Currently, various electromechanical methods have been investigated in order to modify and adjust the distances between the lenticular sheets and the parallax units. These efforts at modifying the functionality of displays enable the adjustment of the scope and distance for proper human vision. However, the practical application of electromechanical methods have been complex, unreliable, convoluted, and characterized by low levels of accuracy and stability. Moreover, prior art 3D displays tend to have only found application in small palm or desktop electronic devices. Therefore, the application of 3D displays under the present state of the art is not cost effective and somewhat limited in practical embodiments.
Thus, a major disadvantage of the prior art LCDs lies in their requirement for the viewer make major neuro-physiological adjustments in order to view a displayed image depending on the distance from the display. This results in physiological strain and image quality degradation depending on the distance from the focal plan in both 2D, but also more pronounced in 3D displays.

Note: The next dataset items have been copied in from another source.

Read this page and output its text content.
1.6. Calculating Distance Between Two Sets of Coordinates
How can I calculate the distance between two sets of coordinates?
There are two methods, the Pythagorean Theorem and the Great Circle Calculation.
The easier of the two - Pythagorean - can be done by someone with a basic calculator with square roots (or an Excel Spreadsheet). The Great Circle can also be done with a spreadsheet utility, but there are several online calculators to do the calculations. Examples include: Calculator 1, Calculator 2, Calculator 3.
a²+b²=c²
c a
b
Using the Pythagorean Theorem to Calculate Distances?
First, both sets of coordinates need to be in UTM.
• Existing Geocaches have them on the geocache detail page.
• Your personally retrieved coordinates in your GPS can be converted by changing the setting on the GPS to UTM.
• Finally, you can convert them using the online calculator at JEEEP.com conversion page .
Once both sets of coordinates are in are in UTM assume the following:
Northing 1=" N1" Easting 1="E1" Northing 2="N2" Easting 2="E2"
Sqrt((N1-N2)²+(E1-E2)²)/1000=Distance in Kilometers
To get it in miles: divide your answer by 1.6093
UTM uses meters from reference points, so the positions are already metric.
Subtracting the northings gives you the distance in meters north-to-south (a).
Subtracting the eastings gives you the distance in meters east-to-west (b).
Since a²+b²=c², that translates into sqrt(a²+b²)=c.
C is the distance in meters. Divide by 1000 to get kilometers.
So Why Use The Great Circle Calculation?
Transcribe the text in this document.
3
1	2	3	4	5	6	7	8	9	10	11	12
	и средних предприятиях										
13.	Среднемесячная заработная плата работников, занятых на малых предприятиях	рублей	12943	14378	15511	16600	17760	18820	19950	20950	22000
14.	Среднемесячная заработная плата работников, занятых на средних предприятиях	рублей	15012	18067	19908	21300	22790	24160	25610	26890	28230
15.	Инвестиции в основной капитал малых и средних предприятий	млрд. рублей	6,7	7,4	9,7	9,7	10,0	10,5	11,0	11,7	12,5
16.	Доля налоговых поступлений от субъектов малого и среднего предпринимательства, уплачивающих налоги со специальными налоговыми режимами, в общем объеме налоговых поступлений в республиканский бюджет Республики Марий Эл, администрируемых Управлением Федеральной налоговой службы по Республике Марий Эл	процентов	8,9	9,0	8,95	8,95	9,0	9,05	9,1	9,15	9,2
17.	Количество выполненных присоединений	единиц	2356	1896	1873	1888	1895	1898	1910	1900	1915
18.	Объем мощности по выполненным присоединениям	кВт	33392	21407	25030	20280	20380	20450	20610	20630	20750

Therefore, there is a present need for an improved apparatus and method for adjusting the viewing characteristic of the LCD itself, irrespective of the distance of the viewer from the focal plan. Further, given the increased application of 2D/3D LCD technology, it recognized that LCDs will be required that provide an increased efficacy in viewing from various distances and different angles from the display with a deleterious viewed image quality. Accordingly, the present invention provides such a precise and cost-effective solution.